Solved – Marginal effects of a logistic model, and their standard errors

logisticmarginal-distributionsas

I am using SAS to estimate some logistic models. Usually, I work with either MDs or social scientists, and odds ratios are the preferred metric. But I am now working with a client in economics/law and she wants the marginal effects and their standard errors, and she wants them at the means of the other variables.

This isn't easy in SAS, but, with help from tech support, I found that you can do this with PROC NLMIXED, I believe you then need the out = der option.
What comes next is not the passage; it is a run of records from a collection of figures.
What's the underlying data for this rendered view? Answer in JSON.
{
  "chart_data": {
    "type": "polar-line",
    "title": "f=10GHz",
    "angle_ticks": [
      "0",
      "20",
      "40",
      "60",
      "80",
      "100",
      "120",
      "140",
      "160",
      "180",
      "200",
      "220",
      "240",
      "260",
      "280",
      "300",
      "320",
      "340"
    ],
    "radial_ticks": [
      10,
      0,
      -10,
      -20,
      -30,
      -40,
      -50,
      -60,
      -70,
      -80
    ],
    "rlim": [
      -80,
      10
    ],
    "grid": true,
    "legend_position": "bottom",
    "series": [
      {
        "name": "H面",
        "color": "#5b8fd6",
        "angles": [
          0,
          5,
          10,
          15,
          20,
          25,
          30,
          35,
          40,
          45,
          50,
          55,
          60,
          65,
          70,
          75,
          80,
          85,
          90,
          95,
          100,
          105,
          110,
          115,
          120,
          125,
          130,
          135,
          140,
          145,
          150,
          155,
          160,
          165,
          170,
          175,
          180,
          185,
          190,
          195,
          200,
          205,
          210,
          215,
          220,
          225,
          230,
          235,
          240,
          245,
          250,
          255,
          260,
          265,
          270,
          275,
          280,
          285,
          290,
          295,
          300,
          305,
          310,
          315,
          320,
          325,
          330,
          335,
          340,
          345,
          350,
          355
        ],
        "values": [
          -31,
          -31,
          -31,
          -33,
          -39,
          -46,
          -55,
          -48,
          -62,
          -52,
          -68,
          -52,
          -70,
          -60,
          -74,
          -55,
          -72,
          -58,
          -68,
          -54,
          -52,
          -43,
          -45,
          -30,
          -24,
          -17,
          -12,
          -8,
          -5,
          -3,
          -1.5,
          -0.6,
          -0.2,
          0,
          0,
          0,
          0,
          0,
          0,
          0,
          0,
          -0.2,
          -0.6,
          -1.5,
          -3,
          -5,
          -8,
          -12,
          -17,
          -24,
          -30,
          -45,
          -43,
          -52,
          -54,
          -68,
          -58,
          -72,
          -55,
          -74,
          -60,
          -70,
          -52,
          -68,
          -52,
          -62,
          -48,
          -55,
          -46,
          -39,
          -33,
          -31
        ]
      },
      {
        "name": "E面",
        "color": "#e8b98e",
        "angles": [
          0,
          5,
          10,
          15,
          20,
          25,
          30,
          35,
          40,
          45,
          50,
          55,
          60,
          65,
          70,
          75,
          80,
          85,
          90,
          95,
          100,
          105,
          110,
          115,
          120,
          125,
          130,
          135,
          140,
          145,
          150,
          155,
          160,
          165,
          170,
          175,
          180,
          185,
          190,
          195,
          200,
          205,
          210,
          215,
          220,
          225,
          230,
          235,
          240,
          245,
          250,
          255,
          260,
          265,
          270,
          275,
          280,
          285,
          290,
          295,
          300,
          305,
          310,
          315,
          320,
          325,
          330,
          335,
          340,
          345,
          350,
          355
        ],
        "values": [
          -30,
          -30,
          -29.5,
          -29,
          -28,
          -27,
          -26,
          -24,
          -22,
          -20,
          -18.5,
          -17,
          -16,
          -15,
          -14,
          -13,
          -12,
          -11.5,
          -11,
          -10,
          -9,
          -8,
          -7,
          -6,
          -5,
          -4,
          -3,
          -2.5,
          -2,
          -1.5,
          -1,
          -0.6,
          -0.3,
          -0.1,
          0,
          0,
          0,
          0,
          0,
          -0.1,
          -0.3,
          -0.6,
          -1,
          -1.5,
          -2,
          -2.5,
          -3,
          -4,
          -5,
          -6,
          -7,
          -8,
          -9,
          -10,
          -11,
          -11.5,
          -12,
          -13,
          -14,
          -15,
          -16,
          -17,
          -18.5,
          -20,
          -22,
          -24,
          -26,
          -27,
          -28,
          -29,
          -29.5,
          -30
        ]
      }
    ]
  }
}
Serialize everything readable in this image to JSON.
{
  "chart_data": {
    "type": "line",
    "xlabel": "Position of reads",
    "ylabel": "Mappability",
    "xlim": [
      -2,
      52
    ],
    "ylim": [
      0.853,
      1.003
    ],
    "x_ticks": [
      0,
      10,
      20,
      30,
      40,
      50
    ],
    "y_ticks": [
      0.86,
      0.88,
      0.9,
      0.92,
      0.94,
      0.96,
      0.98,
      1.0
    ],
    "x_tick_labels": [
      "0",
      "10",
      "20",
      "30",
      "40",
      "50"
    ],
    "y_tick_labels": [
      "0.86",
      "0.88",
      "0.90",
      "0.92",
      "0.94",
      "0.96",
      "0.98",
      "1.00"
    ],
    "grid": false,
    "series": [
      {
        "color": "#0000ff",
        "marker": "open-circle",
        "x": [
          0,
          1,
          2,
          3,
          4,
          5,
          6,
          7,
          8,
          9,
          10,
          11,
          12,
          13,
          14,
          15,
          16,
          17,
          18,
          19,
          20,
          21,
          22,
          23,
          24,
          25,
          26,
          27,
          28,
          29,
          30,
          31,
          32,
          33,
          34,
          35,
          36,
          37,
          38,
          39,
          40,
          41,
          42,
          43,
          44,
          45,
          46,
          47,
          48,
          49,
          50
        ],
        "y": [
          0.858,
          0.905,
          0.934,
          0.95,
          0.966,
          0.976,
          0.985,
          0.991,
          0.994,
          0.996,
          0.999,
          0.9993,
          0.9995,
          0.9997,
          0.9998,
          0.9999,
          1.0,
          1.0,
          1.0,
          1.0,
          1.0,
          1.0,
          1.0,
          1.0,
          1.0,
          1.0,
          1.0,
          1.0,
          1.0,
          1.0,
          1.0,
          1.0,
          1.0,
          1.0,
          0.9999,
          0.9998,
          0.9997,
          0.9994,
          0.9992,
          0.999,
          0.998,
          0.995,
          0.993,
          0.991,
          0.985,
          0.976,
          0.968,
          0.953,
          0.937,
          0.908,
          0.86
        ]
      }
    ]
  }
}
Something like this

proc nlmixed data=olivia.small;
  p=1/(1+exp(-(Intercept+ba*log_fund_age + bb*log_fund_size + bc*yield + bd*loaded + be*log_assets)));
  model vote_code_num ~ binomial(1,p);
  parms intercept 36.43 ba -14.55 bb -0.98 bc -0.37 bd 2.2 be -0.07;
  predict p*(1-p)*ba out=a der;
  predict p*(1-p)*bb out=b der;
  predict p*(1-p)*bc out=c der;
  predict p*(1-p)*bd out=d der;
  predict p*(1-p)*be out=e der;
  where year = 2003;
  run;

but then the output data sets a, b, c, d and e have the derivatives and their standard deviations for each observation in the data set, not for the mean of the other variables. It's easy to find the mean of all those derivatives, but 1) Is that the same as the marginal at the mean of the other variables? and 2) How then to get the standard errors?

Peter

Best Answer

Some people would find such 'marginal effects' difficult to interpret and non-unique. There are other ways to get 'marginal effects' in binary logistic regression. Because of non-collapsibility of the odds ratio, marginal estimates are not well defined in general, and they can represent quantities that are not weighted averages over the factors you are unconditioning on. Mitch Gail has an example where the partial odds ratio for an exposure x2 is 9 for both x1=0 and x1=1 but is 5.44 when not holding x1 constant.

@ARTICLE{gai84bia,
  author = {Gail, M.H. and Wieand, S. and Piantadosi, S.},
  year = 1984,
  title = {Biased estimates of treatment effect in randomized experiments with
          nonlinear regressions and omitted covariates},
  journal = Biometrika,
  volume = 71,
  pages = {431-444},
  annote = {covariable adjustment;bias if omitted covariables and model is
           nonlinear}
}

I wonder also whether you meant 'marginal effect' or 'effect on the original scale'. That would involve two different considerations. Effects on the log odds scale are easier to deal with, and you can relate odds ratios to absolute risk changes (as a function of starting risk) using a simple chart.